Des héroïnes discrètes

“Des héroïnes” peuvent-elles être “discrètes” ? Cette épithète accolée au nom “héroïnes” semble presque contradictoire, et, pourtant, des femmes légendaires ou réelles bien connues des anciens Grecs et Romains ont été oubliées au cours du temps.

En cette Journée Internationale des Femmes, après avoir déjà évoqué des Grecques et des Romaines illustres, je consacre cet article à quatre héroïnes antiques “oubliées”, qui ont mérité l’admiration d’historiens, de poètes et de divers artistes.

Parmi les belles Hellènes, Hippodamie (Ἱπποδάμη, en grec, Hippodamia ou Hippodamē en latin) était, selon les mots du poète Ovide, éclatante de beauté. Elle vivait dans des temps immémoriaux au nord de la Grèce, en Thessalie — région qui, dans la mythologie grecque, était le royaume des Centaures et des Lapithes et le pays des magiciens (selon le Dictionnaire de l’Antiquité, coll. Bouquins, éd. Robert Laffont, p. 995). Comme son nom l’indique (Ἱππος = cheval), Hippodamie était apparentée avec les Centaures, créatures monstrueuses (mi-homme mi-cheval) et réputées pour leur intempérance et leur brutalité.

Son histoire est trop connue, écrit Virgile dans son préambule des Géorgiques — long poème (composé vers l’an 30 avant notre ère) où il chante la Nature et la vie des agriculteurs. Il mentionne le nom d’Hippodamie, mais ne dit rien sur elle !

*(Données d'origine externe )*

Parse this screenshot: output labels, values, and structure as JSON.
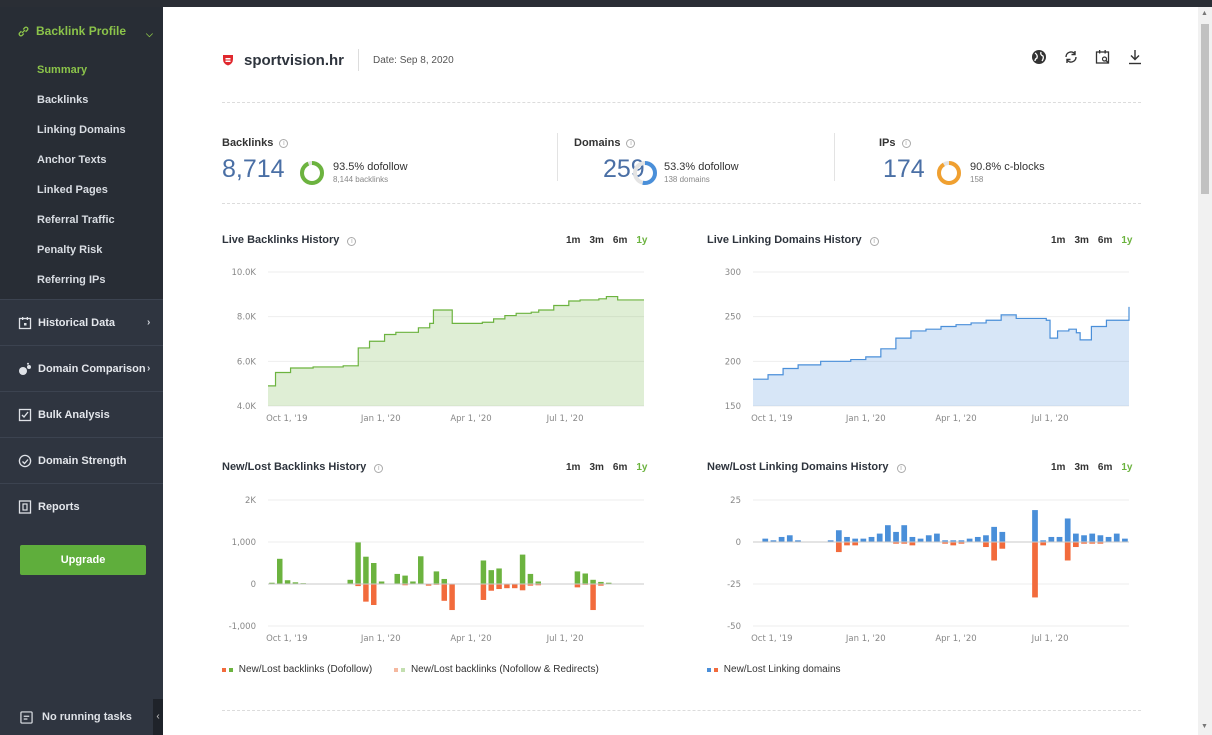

Quelques années plus tard, Ovide, à son tour, raconte en latin le fameux combat entre les Lapithes et les Centaures — combat dont l’enjeu était Hippodamie — dans un récit qui constitue un des morceaux de bravoure des Métamorphoses. 

En effet, lors du mariage de la princesse Hippodamie avec Pirithoüs (ou Pirithoos), roi des Lapithes et ami du héros Thésée, les Centaures furent invités au festin de noces. Ils s’enivrèrent et Eurytus, le plus sauvage des sauvages Centaures, échauffé par le vin, s’enflamme encore plus à la vue de la jeune fille, et le désir s’ajoute aux fureurs de l’ivresse. En un instant tout est en désordre dans le festin ; les tables sont renversées et la nouvelle épouse est traînée brutalement par les cheveux. Comme Eurytus ravit Hippodamē, chaque Centaure ravit celle qui lui plaît et comme il peut ; on aurait cru voir une ville prise d’assaut (Métamorphoses, XII, traduction en italiques de G. Lafaye, 1925-1930).

La scène du rapt d’Hippodamie est le motif d’un plat décoratif en faïence émaillée, datant de la fin du XVIè siècle, d’origine française (Fontainebleau), exposé au Metropolitan Museum de New York.

Mais, comme on le voit sur la photo de droite, alors qu’Hippodamie est saisie par son ravisseur, Thésée tire son épée et s’interpose pour sauver la mariée. Il écarte les Centaures menaçants et arrache à leurs fureurs les victimes qu’ils entraînent. S’ensuit alors une bataille épique — avec force cervelles et yeux arrachés, flots de sang et de vin — opposant cinquante-trois Centaures et vingt-trois Lapithes qu’Ovide mentionne par leurs noms ! Il donne ainsi un caractère réaliste à ce qui est une allégorie. Car depuis l’Antiquité, ce combat mythique symbolise la victoire de la Civilisation sur la Barbarie.

Cet épisode sanglant de la mythologie grecque a été illustré par des sculptures sur le Parthénon d’Athènes, exposées de nos jours au British Museum à Londres

Vaincus, les Centaures quittèrent la Thessalie pour se réfugier dans le Péloponnèse, au sud de la Grèce. Quant à Hippodamie, on ne sait pas ce qu’il advint d’elle, si ce n’est qu’elle vécut jusqu’à sa mort avec Pirithoüs.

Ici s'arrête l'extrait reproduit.